Retail companies are some of the hardest hit in the current economic environment because they are susceptible to consumer buying changes. Inflationary pressures, high interest rates and supply chain issues are among the primary factors leading U.S. corporations to bankruptcy. And many finance analysts predict an economic downturn in 2023 that will contribute to even more tightening, said Christopher Ng, Esq., managing partner at Gibbs Giden Locher Turner Senet & Wittbrodt LLP (Los Angeles, CA). “Not to mention the weakened real-estate fundamentals where commercial properties are worth less so there is less desire for a bank to loan against these properties.”
The Problem with Subchapter V
Subchapter V bankruptcy filings increased 81% year-over-year in April, according to Epiq Bankruptcy. Subchapter V is a newer modification of Chapter 11 for small businesses, but it places a larger burden on creditors to collect debt. Only small-business debtors whose total debts do not exceed $7.5 million can file for Subchapter V. The initial debt threshold was roughly $2.75 million, but the CARES Act increased that limit for another two years—and the expectation is that the $7.5 million threshold will become permanent.
“The intent with Subchapter V is to streamline the process, and make it more efficient and less expensive for the debtor,” Jason Torf, Esq., creditors’ rights attorney and partner at Tucker Ellis LLP (Chicago) said during Subchapter V of the Bankruptcy Code: Its Impact on Trade Creditors. “But at the same time, it strips away certain elements of a traditional Chapter 11 that are beneficial to creditors.”
Credit professionals may be sitting on a ticking time bomb without even knowing it. In fact, most (40%) creditors do not know what percent of their portfolio is made up of customers who qualify for Subchapter V bankruptcy, according to an eNews poll—and the 31% who do know the answer say 10% or more of their portfolio qualifies for Subchapter V.
Creditors must be aware of how many of their customers could file using this subchapter because it makes it much more difficult to collect debt. You might even consider placing eligible customers in a higher risk category “because there will be a lot more factors working against the creditor if the customer files,” Torf explained. “There is an additional layer of risk with Subchapter V that does not exist in the traditional Chapter 11 route, and debt recovery is not as successful.”

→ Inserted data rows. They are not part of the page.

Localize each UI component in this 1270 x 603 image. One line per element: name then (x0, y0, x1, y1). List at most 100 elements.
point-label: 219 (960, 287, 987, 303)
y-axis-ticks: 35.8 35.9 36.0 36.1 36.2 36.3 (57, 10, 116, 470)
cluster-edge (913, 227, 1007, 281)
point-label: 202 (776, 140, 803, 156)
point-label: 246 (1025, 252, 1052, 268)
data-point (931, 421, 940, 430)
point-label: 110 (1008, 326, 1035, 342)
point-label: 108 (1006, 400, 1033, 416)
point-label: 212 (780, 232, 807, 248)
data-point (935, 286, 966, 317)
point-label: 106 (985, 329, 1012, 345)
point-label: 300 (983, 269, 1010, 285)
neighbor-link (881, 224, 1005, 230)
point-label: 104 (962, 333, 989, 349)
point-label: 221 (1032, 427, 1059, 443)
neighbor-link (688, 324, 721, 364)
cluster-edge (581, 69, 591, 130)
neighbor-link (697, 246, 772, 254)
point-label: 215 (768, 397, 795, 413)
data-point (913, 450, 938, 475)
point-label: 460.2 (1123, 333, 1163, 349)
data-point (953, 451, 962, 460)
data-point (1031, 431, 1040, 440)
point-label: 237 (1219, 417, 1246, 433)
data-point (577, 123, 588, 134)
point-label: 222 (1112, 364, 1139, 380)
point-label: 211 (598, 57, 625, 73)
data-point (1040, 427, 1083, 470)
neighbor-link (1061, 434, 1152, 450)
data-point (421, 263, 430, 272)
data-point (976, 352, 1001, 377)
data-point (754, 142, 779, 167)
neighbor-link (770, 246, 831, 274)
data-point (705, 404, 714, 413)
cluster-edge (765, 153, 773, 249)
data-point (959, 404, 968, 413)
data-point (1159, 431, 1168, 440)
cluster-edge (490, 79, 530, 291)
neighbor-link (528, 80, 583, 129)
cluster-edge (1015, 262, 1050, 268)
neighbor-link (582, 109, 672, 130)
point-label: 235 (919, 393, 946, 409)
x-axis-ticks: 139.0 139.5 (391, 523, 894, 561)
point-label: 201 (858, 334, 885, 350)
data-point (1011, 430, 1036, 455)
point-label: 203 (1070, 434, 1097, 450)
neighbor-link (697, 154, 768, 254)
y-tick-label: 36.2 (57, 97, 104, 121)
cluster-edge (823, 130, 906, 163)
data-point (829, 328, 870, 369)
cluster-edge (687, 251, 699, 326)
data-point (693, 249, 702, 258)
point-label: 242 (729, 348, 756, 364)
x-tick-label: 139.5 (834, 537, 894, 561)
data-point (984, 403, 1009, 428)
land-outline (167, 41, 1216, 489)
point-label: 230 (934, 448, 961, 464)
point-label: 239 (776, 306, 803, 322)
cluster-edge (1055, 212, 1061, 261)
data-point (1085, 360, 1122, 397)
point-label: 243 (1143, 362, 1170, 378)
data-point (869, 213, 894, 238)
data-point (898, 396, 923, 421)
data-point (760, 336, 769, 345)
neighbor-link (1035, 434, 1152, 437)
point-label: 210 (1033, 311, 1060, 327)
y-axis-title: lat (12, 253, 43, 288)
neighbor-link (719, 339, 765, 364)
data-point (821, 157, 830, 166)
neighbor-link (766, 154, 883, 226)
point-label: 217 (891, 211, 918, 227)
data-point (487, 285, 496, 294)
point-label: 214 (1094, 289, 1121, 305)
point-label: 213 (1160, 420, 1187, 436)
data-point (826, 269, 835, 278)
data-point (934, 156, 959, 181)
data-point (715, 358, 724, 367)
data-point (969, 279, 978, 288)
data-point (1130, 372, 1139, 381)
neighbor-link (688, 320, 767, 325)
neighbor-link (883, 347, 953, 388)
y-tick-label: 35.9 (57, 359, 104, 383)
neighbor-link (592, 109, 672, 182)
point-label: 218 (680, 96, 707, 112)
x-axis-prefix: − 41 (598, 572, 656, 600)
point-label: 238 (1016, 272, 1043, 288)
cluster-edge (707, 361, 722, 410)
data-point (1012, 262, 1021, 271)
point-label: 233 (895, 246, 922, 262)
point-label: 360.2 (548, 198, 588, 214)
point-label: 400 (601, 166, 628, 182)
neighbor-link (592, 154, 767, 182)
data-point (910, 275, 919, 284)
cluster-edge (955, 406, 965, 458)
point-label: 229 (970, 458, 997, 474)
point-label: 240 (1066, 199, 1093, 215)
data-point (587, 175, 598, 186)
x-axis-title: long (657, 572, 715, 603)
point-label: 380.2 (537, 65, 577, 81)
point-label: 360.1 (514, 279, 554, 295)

How to Protect Your Company
From a creditor’s perspective, the key is mitigating risk immediately, especially when you know a customer is insolvent. “When they file for bankruptcy, there is a long checklist to follow,” Ng said. “Learn how to defend yourself in preference claims and make sure that you have as much security as possible with accounts, especially high risk accounts. In those cases, make sure you get alerts or that there’s a way for you to discern when a customer is building up inventory after years of not buying much.”
Revisit your credit policy and credit agreements, tighten your terms and try to secure collateral where possible using letters of credit, security deposits and secured interest. “Monitor your accounts receivable (AR) closely,” said Mike Mandell, corporate collection manager at Ryder Truck Rental, Inc. (Miami, FL). “For a Subchapter V, I recommend people talk to the trustee. I would try to see who some of the other unsecured creditors are to band together to look at how you can get better oversight in the case. I would encourage people to go to different organizations where us as unsecured creditors can all band together. There, you can lobby to get some of the rules changed on Subchapter V because it has not gone well for unsecured creditors.”